Вот и впечатляющая картина, связанная с созерцанием новонайденного корня жизни:

«…приковало меня к созерцанию корня молчаливое воздействие на мое сознание этих семи человек, погруженных в созерцание корня жизни. Эти живые семь человек были последними из миллионов за тысячи лет, ушедших в землю, и все эти миллионы миллионов так же, как эти последние живые семь человек, верили в корень жизни, многие, может быть, созерцали его с таким же благоговением, многие пили его. Я не мог устоять против этого внушения веры, и как все равно на берегу морском отдавался на волю какого-то большого планетного времени, так точно теперь отдельные жизни человеческие были мне как волны, и все они ко мне, живому, катились, как к берегу, и как будто просили понимать силу корня не по себе самому, которого скоро тоже размоет, а в сроках планетных и, может быть, еще и Дальнейшего времени. Впоследствии я узнал

Из ученых книг, что жень-шень - это реликт из аралиевых, что общество окружавших его растений и животных в третичный период земли теперь неузнаваемо переменилось, и вот это знание не вытеснило во мне, как это часто бывает, волнения, внушенного верой людей: меня и теперь, при всем моем знании, по-прежнему волнует судьба этой травки, за десятки тысяч лет переменившей в обстановке раскаленный песок на снег, дождавшаяся хвойных деревьев и среди них медведей…».

«Сильнее стало ощущенье шагов Истории самой»

«Звери третичной эпохи земли не изменили своей родине, когда она оледенела, и если бы сразу, то какой бы это ужас был тигру увидеть свой след на снегу! Так остались на своей родине и страшные тигры, и одно из самых прекрасных в мире, самых нежных и грациозных существ – пятнистый олень, и растения удивительные: древовидный папоротник, аралия и знаменитый корень жизни Женьшень. Как не задуматься о силе человека на земле, если даже оледенение субтропической зоны не могло выгнать зверей, но от грохота человеческих пушек в 1904 году в Манчжурии они бежали и, говорят, тигров встречали после далеко на севере, в якутской тайге».

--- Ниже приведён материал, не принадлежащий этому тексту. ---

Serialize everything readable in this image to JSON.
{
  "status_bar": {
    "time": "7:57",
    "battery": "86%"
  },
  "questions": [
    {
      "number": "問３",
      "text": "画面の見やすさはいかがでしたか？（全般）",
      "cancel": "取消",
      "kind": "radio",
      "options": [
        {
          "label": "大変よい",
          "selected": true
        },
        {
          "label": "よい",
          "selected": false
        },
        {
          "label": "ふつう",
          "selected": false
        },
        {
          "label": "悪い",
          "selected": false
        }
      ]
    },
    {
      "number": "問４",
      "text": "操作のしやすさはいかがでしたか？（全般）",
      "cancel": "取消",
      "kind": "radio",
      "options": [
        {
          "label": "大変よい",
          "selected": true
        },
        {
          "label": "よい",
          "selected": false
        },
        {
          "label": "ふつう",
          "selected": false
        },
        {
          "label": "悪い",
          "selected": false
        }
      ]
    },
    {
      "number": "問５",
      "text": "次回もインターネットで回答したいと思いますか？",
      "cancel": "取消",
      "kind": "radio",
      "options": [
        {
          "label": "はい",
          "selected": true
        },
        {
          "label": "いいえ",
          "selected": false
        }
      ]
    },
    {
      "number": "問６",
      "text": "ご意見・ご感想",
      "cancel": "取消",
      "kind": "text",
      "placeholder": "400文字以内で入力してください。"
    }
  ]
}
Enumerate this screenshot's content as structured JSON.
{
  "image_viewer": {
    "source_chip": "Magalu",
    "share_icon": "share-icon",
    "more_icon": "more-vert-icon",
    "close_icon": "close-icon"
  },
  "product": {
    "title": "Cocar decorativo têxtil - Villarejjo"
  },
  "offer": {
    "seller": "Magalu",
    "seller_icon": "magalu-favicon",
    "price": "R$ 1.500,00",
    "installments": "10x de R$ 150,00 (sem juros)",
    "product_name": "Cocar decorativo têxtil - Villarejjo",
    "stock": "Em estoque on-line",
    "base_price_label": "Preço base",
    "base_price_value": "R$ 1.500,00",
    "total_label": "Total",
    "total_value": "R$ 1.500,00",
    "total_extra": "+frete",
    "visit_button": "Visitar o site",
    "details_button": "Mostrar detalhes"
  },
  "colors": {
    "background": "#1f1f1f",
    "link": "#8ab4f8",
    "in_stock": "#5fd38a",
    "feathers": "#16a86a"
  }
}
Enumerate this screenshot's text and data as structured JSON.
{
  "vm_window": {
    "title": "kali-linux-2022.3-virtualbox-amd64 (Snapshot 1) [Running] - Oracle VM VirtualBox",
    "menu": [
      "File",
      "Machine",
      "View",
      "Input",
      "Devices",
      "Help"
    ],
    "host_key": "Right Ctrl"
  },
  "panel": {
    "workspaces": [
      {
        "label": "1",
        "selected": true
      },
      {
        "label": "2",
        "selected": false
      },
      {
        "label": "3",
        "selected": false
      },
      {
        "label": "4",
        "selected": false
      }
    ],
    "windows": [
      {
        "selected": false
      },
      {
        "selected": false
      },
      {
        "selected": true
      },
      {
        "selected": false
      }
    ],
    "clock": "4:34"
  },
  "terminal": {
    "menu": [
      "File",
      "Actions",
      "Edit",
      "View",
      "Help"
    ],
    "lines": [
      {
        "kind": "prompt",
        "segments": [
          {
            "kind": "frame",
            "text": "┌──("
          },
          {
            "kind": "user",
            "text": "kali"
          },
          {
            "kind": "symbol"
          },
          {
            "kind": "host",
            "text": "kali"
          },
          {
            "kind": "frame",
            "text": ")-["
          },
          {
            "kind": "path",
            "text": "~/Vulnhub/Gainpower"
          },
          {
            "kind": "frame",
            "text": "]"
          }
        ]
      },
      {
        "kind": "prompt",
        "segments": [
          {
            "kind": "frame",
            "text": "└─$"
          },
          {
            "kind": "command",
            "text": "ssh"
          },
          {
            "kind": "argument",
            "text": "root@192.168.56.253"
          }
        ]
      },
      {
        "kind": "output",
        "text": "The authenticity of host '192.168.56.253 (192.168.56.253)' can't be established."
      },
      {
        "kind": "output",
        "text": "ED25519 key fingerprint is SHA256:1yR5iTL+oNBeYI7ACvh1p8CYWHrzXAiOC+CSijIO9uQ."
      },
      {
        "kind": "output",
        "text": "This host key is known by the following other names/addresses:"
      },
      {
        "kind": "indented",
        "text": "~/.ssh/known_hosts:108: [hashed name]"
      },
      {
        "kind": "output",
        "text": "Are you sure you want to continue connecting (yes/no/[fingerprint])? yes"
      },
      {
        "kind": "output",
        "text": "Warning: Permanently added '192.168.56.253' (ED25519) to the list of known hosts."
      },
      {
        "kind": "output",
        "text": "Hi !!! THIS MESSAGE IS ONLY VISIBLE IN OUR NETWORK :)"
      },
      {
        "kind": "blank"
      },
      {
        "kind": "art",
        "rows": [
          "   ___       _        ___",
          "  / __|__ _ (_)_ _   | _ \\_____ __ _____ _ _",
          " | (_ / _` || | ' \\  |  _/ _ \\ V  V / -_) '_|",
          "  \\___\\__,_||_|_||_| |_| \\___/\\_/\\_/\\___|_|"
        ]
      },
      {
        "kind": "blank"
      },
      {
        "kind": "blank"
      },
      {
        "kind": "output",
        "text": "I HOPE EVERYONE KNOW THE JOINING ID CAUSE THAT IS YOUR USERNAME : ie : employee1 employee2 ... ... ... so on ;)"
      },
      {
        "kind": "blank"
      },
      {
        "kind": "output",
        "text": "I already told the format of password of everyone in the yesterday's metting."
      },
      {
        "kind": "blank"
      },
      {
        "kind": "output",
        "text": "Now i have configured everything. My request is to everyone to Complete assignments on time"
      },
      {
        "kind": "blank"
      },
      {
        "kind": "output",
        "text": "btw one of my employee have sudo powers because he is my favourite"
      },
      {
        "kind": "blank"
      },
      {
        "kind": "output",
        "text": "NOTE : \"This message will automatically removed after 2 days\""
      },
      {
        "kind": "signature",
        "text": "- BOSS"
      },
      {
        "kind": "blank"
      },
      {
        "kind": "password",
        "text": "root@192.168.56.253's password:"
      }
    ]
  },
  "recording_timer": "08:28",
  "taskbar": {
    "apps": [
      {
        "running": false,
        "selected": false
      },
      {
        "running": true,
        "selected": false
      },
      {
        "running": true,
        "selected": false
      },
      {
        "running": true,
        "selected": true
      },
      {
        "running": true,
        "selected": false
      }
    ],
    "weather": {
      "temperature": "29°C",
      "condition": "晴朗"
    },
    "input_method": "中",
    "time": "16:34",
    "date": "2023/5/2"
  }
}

«Чем успокаивает шум моря, когда стоишь на берегу? Мерный звук прибоя говорит о больших сроках жизни планеты Земли. Прибой – это как часы самой планеты, и когда эти большие сроки встречаются с минутами твоей быстренькой жизни среди выброшенных на берег ракушек, звезд и ежей, то начинается большое раздумье о всей жизни, и твоя маленькая личная скорбь замирает, и чувствуешь ее глухо и где-то далеко…

У самого моря был камень, как черное сердце. Величайший тайфун, вероятно, когда-то отбил его от скалы и, должно быть, неровно поставил под водой на другую скалу; камень этот, похожий своей формой на сердце, если прилечь на него плотно грудью и замереть, как будто от прибоя покачивался. Но я верно не знаю, и возможно ли это. Быть может, это не море и камень, а сам я покачивался от ударов своего собственного сердца, и так мне тогда трудно было одному и так хотелось мне быть с человеком, что этот камень я за человека принял и был с ним как с человеком…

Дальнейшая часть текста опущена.